There are times in any unit of boy scouting where a boy will take advantage of another boy. In Venturing Units, the situation may be different since they are co-ed, but girls are just as prone to this type of behavior as a boy. The question is what is the goal of the scouting program. It is to be found in the Scout Oath and Law. These two instruments tell of the programs concern to build character in the youth we serve. The Scouting movement aspires to grant any youth that enters the program to have held before them the opportunity to grow into adulthood as a trustworthy, loyal, helpful, friendly, courteous, kind, obedient, cheerful, thrifty, brave, clean and reverent human being. Yes, the Scout Law describes what the Scouting movement desires every youth in the program to become.

There are many suggestions on how a unit leader can bring this growth in character to the scouting program. In all the methods I have seen, work relays on the desire of the youth members to become what the leaders are living before them. Who you are as a leader demonstrates to the youth of your unit what you desire them to be. This does not mean you are perfect. It means you are honest and just in your dealings with the youth of your unit. Of course that means your son does not get special treatment, for this is the first act that makes your leadership questioned by your youth members. Young men and women are quick to see your flaws. They are more than willing to forgive most of them if you are honest and just in your dealings with all the youth of your unit.

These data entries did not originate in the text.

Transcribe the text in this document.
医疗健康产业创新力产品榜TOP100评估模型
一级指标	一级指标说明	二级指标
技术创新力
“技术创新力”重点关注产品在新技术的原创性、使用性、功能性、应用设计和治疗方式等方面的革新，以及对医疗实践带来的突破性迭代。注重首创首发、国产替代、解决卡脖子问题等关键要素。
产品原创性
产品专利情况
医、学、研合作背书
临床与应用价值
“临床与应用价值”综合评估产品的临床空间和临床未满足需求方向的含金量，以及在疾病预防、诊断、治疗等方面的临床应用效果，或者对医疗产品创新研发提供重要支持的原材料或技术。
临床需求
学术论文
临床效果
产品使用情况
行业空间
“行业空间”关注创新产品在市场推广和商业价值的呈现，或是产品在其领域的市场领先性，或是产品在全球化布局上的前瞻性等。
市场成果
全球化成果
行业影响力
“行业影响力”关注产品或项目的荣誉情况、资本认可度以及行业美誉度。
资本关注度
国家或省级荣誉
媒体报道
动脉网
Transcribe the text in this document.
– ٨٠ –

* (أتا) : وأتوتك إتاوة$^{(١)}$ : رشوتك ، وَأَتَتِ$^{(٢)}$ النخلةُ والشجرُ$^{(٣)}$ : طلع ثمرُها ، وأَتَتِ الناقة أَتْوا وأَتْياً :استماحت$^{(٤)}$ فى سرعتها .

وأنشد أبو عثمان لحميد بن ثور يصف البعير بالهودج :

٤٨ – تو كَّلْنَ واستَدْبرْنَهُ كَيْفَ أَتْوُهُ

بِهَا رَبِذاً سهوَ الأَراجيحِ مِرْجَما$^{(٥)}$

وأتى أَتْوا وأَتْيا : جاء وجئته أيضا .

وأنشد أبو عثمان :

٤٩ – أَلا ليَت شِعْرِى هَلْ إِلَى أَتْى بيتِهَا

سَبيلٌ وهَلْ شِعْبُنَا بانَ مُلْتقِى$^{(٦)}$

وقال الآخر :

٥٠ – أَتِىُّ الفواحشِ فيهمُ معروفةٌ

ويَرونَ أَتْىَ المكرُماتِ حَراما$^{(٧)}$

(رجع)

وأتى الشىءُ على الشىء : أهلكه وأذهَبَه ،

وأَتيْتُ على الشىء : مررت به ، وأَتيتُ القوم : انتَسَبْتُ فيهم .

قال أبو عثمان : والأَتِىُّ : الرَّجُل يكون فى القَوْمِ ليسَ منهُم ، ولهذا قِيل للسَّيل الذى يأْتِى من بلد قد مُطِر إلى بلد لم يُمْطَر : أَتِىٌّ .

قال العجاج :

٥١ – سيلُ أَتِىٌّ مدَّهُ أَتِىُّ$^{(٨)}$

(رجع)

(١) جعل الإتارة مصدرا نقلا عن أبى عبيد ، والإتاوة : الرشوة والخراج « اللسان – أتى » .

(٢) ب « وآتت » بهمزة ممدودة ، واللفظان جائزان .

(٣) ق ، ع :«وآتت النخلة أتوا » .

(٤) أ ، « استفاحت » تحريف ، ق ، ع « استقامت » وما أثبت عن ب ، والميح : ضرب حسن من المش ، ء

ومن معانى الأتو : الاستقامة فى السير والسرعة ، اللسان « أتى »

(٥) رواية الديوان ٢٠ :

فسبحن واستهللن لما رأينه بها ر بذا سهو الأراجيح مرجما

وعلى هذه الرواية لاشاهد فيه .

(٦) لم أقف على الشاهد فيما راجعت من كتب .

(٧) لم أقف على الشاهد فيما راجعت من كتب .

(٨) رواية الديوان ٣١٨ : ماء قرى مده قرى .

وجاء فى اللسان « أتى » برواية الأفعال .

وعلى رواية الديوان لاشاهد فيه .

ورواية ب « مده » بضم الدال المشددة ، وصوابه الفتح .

But ‘bullying’ does happen even in the best units and under the best leadership. When it takes place is a good time to have ‘a teachable moment’, as some have put it. However, this is the time for gentle firmness. The bully must not be publically humiliated for this tends to reinforce his behavior. This is particularly true if the youth feels he has not been treated fairly. Still the Scout Oath and Law can be at this time an occasion to remind the group of their meaning. The bully and his victim will need to face each other and explain themselves to each other. How does it feel to be bullied? Why does the bully feel the need to bully this youth? How is this bullying behavior affecting the unit’s ability to live the Scout Oath and Law? After they have expressed their positions and feelings, now is for the bully and his victim forgive each other and with the shaking of hands and the looking into each others eyes to create an agreement that this episode is to end with a lasting scouting friendship.